The grocer last week unveiled plans to use click-and-collect to target new customers in central London, including non-food shoppers, while Morrisons chief executive Dalton Philips claimed there is £1bn of potential sales for the retailer in the capital.
Last week Tesco tested a click-and-collect service in a pop-up shop for its fashion brand F&F. Shoppers ordered goods from the temporary store, in London’s Covent Garden, via mobile devices and collected them at three Metro stores in central London last week.
Tesco is widening its offer in central London by allowing shoppers to browse clothing in the food stores. Customers scan a poster using their mobile phones to take them through to the Tesco clothing website.
Tesco director for online clothing Emily Shamma said: “We have difficulty showcasing our fashion products in London because most of our stores are smaller. This allows Londoners to get used to click-and-collect.”
Shamma said London customers are not yet prolific users of click-and-collect.
Morrisons last week declared an assault on the Southeast, where it has been traditionally under-represented. The retailer believes its new Fresh Format stores offer an experience suited to an affluent demographic, carrying an increased fresh produce range and more counter services.

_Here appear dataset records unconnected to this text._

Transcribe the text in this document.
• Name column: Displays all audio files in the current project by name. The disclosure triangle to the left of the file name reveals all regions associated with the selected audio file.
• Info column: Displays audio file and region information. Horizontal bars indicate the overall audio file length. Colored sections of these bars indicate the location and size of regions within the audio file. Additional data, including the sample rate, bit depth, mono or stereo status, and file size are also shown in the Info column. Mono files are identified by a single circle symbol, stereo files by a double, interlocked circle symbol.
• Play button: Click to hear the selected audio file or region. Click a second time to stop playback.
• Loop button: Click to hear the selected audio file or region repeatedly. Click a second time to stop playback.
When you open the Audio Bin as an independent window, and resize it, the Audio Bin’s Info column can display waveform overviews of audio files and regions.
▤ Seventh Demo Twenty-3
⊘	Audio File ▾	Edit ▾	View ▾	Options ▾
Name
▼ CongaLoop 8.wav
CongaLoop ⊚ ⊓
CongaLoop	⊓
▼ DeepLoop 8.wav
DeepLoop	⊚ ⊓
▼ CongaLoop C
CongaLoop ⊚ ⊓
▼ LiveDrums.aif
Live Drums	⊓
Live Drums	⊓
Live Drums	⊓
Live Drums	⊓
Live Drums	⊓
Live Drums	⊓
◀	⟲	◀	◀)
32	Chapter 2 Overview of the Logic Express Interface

Morrisons grocer said it plans to increase its planned new space in the region by 60% in 2013/14, compared with 15% last year.
Philips believes expansion through the M Local convenience format will also increase its share in the capital. “If we have our fair share of market share in London, it would be another £1bn of sales,” he said.
German discounter Aldi is also targeting expansion in the region. It has a 183-location wish-list for stores in the Southeast and East Anglia that will complement its expanding estate, which has its roots in the Northwest and Midlands.